Nearly 1.4 million new patients are diagnosed with colorectal cancer (CRC) each year. Of these, ~24% are diagnosed with stage II disease (i.e., ~336,000pa), where there is no histological evidence of tumour spread to lymph nodes locally or distally to liver. Despite stage II tumour resection, the risk of disease recurrence remains at ~20% for these patients (i.e., ~67,200pa). This high-risk is likely due to micrometastasis or minimal residual disease present despite resection causing clinically-silent metastasis. Most seriously, subsequent recurrence is detected when CRC is at a more advanced stage (e.g., III or IV), where survival rates are reduced. Currently, there are no FDA-approved biomarkers that can discriminate high-risk stage II CRC patients who require further adjuvant treatment after surgery.
In our immunohistochemical study, we have discovered a high-risk stage II rectal cancer (RC) prognostic biomarker. In a large study of RC stage II patients (n=168) who did not receive chemotherapy/radiotherapy, we demonstrated that strong tumour expression of urokinase plasminogen activator receptor (uPAR) resulted in a significantly lower overall survival (p=0.017; HR=1.6; 12yr follow-up). After resection, survival for patients with strong uPAR expression was poorer, correlating with the proportion of patients who recurred within 5 years of surgery. Equally, patients with no/low uPAR had near normal life expectancies, indicating resection was likely curative. For the first time, the data identified uPAR as a “actionable” tissue biomarker that does discriminate high-risk stage II rectal cancer patients.

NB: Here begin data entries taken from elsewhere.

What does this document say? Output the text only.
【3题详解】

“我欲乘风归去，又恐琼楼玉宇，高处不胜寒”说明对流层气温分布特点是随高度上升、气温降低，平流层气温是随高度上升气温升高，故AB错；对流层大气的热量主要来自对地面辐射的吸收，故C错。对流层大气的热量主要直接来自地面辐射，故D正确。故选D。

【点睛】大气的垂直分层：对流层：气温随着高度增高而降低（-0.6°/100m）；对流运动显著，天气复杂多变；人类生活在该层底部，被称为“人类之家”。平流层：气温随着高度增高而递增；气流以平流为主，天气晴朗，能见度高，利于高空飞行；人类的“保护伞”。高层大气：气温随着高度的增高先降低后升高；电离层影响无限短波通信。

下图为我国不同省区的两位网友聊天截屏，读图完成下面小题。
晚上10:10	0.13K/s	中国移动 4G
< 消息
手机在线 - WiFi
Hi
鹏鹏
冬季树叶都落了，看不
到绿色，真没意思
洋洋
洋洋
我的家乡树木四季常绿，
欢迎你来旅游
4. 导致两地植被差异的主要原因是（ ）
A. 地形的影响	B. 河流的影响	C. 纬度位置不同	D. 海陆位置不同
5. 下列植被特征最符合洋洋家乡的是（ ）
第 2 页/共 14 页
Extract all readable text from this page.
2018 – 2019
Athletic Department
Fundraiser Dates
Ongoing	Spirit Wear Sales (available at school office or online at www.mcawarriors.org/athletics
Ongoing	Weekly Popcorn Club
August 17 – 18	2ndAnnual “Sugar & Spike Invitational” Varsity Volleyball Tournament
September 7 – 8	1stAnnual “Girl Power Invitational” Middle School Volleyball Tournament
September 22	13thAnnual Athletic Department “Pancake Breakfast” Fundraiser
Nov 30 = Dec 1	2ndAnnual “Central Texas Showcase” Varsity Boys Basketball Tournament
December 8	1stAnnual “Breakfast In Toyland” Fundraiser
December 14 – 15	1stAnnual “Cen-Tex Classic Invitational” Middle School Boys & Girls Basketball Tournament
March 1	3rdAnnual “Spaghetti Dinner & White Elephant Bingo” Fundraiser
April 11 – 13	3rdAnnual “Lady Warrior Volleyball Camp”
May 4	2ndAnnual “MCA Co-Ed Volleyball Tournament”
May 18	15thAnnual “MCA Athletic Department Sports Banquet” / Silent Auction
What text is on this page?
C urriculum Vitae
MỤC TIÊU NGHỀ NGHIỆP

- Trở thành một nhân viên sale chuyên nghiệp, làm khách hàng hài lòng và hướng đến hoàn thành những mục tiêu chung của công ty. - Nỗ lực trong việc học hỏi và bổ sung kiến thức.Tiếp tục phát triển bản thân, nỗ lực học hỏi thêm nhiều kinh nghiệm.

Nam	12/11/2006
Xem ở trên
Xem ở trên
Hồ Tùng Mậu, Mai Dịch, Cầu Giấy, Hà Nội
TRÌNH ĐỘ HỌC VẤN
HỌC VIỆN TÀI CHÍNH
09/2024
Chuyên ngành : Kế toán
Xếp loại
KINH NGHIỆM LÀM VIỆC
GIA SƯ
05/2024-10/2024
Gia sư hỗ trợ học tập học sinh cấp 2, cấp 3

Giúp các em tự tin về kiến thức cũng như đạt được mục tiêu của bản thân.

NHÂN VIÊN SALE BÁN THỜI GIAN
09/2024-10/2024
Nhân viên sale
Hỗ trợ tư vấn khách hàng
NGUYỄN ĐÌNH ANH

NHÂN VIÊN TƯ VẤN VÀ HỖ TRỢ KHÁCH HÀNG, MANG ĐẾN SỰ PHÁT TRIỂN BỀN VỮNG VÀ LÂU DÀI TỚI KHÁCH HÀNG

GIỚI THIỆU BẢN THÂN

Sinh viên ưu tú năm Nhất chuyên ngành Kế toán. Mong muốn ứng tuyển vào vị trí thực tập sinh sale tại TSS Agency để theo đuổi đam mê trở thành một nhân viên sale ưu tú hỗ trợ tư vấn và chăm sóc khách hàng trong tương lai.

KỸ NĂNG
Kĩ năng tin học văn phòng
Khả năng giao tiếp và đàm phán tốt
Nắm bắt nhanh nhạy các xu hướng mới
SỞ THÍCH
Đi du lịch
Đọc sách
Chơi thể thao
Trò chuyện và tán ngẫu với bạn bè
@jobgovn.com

To determine if tumour uPAR expression is a reliable, inexpensive, prognostic biomarker discriminating all high-risk stage II CRC patients, we are currently expanding our RC-only study to a larger cohort of both colon and rectal cancers (n=760) with long clinical follow-up. Furthermore, using this CRC cohort, we will co-evaluate other potential high-risk stage II protein biomarkers (e.g., CDX2, CXCR3 and SATB1) to determine whether these proteins add additional discriminatory power to IHC tumour uPAR determinations.